Gálvez logra mantener la tensión del relato, dando comienzo al libro con una escena que se desarrolla en la prisión Modelo de Barcelona, la noche previa al fusilamiento de Cisquet. El prisionero rememora desde su celda los distintos episodios de su vida desde el momento en que se vio forzado a abandonar Olot hasta la caída de su grupo guerrillero. Al final del cómic, mientras se produce la secuencia del fusilamiento, vamos descubriendo el contenido de la carta de despedida de Cisquet, enviada clandestinamente a la dirección del PCE en Toulouse: «Los sacrificios nunca se hacen en vano y algún día dan sus frutos. […] Mi situación es crítica, pero conservo toda la serenidad y la firmeza que nos caracteriza».
El guionista dosifica sabiamente la dureza de la historia, mediante el encuentro de Cisquet con otros personajes que retrataron el horror de los campos de concentración franceses, como el dibujante Josep Bartolí o el fotógrafo Agustí Centelles.
De la parte gráfica se ocupa Adrián Bago (Valencia, 1989), alejado por un momento del tipo de historietas de auto ficción que ha desarrollado hasta la fecha: Sicofante, Bibelots o Ateo de uno mismo, donde el protagonista es un trasunto del propio autor. En Bibelots, el dibujante dibujado rompe la cuarta pared y se dirige así al público: «Desde la ficción, abordo momentos de mi vida y la totalidad de mis obsesiones, filias y fracasos… Una transposición de la vida real… La que no se lee». Significativamente, la revista Cáñamo tituló así su entrevista: «Adrián Bago, el dandi rojo del cómic underground».

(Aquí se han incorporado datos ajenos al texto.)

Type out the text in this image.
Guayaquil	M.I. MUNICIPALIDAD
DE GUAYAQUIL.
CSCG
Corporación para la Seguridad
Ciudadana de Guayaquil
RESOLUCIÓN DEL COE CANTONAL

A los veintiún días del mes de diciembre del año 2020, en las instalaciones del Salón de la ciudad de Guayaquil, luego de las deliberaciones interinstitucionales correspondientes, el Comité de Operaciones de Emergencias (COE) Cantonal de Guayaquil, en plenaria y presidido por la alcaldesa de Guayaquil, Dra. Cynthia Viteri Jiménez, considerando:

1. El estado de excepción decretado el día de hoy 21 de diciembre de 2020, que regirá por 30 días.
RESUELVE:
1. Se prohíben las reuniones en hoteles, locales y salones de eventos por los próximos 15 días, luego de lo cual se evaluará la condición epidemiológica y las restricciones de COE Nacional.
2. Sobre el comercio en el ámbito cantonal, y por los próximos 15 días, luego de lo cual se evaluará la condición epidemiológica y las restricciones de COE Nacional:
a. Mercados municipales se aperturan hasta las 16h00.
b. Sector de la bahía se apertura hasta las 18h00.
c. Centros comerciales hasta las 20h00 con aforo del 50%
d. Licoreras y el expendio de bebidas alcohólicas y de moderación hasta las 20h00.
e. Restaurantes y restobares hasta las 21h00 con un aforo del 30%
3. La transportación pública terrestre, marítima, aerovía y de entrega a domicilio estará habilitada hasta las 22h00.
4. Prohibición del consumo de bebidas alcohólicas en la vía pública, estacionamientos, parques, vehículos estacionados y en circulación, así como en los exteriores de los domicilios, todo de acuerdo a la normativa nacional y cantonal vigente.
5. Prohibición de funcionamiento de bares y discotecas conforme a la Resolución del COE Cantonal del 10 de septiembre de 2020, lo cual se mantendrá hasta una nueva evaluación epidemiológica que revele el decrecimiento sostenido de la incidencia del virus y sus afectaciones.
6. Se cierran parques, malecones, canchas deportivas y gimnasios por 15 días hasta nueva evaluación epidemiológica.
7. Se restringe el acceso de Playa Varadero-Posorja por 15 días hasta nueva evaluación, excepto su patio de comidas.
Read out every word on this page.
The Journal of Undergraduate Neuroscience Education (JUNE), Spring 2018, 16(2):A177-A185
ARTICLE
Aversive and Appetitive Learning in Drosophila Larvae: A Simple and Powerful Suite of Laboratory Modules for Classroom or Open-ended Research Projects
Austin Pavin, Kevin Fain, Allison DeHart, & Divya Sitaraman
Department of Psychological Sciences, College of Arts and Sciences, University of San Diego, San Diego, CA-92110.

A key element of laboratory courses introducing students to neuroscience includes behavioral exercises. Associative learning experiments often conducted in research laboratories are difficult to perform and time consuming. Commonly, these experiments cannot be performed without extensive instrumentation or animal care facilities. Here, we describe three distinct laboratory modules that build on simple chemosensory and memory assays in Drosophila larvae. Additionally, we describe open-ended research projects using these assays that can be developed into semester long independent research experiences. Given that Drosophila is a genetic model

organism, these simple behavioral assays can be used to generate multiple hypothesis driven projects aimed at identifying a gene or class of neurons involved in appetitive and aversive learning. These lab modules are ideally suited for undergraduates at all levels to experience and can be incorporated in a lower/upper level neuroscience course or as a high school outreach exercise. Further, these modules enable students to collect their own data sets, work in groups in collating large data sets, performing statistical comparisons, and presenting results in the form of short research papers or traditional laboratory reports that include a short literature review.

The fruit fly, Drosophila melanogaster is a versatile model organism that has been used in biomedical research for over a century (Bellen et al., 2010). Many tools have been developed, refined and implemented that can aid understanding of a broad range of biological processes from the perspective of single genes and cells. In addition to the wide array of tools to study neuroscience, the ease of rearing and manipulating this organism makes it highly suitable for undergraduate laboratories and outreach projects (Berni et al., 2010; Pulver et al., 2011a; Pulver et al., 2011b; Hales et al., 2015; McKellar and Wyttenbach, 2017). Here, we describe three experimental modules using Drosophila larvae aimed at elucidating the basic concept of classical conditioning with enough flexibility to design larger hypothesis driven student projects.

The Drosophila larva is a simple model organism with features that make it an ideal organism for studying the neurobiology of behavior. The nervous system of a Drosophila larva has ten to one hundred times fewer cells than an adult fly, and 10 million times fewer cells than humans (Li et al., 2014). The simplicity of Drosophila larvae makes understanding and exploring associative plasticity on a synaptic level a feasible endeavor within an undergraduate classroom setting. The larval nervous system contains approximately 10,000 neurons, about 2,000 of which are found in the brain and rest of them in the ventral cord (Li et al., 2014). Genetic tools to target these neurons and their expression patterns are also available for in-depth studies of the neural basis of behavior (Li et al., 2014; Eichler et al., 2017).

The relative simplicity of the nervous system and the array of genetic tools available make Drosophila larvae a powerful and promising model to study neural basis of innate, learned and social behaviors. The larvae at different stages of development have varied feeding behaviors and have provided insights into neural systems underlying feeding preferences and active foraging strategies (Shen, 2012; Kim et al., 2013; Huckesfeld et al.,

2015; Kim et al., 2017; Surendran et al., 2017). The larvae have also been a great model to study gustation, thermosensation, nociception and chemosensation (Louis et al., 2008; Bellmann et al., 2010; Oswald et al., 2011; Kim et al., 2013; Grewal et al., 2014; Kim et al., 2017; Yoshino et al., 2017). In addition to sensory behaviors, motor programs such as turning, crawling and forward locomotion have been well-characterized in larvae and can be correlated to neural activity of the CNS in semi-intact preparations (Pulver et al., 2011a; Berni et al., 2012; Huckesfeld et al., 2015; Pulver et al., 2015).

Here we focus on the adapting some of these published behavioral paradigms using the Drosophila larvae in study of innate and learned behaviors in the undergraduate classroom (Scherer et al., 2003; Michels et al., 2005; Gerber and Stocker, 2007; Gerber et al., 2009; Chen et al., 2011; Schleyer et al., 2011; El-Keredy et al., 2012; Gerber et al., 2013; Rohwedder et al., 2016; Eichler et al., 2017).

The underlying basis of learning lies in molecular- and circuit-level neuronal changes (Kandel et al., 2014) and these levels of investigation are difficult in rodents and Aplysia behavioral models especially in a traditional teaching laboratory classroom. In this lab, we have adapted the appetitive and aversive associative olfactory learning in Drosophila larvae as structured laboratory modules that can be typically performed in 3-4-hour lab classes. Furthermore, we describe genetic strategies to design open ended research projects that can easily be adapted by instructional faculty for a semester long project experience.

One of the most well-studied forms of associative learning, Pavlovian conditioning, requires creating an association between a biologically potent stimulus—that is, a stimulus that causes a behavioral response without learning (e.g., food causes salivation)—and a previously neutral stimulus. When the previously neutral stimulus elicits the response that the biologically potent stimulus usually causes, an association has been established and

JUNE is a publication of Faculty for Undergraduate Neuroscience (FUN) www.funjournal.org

A pesar de abordar una obra alejada de su zona de confort, Bago responde a la perfección a este desafío gracias a un dibujo preciso, que dota de humanidad a los personajes, refleja sus emociones y otorga dinamismo a las escenas de acción. La limitada paleta de color está siempre al servicio de la historia y sirve para puntuar los diferentes tiempos de la narración. Es de resaltar la minuciosa documentación utilizada para dotar de realismo a los paisajes, arquitecturas y vestuario, lo que afianza la credibilidad del relato.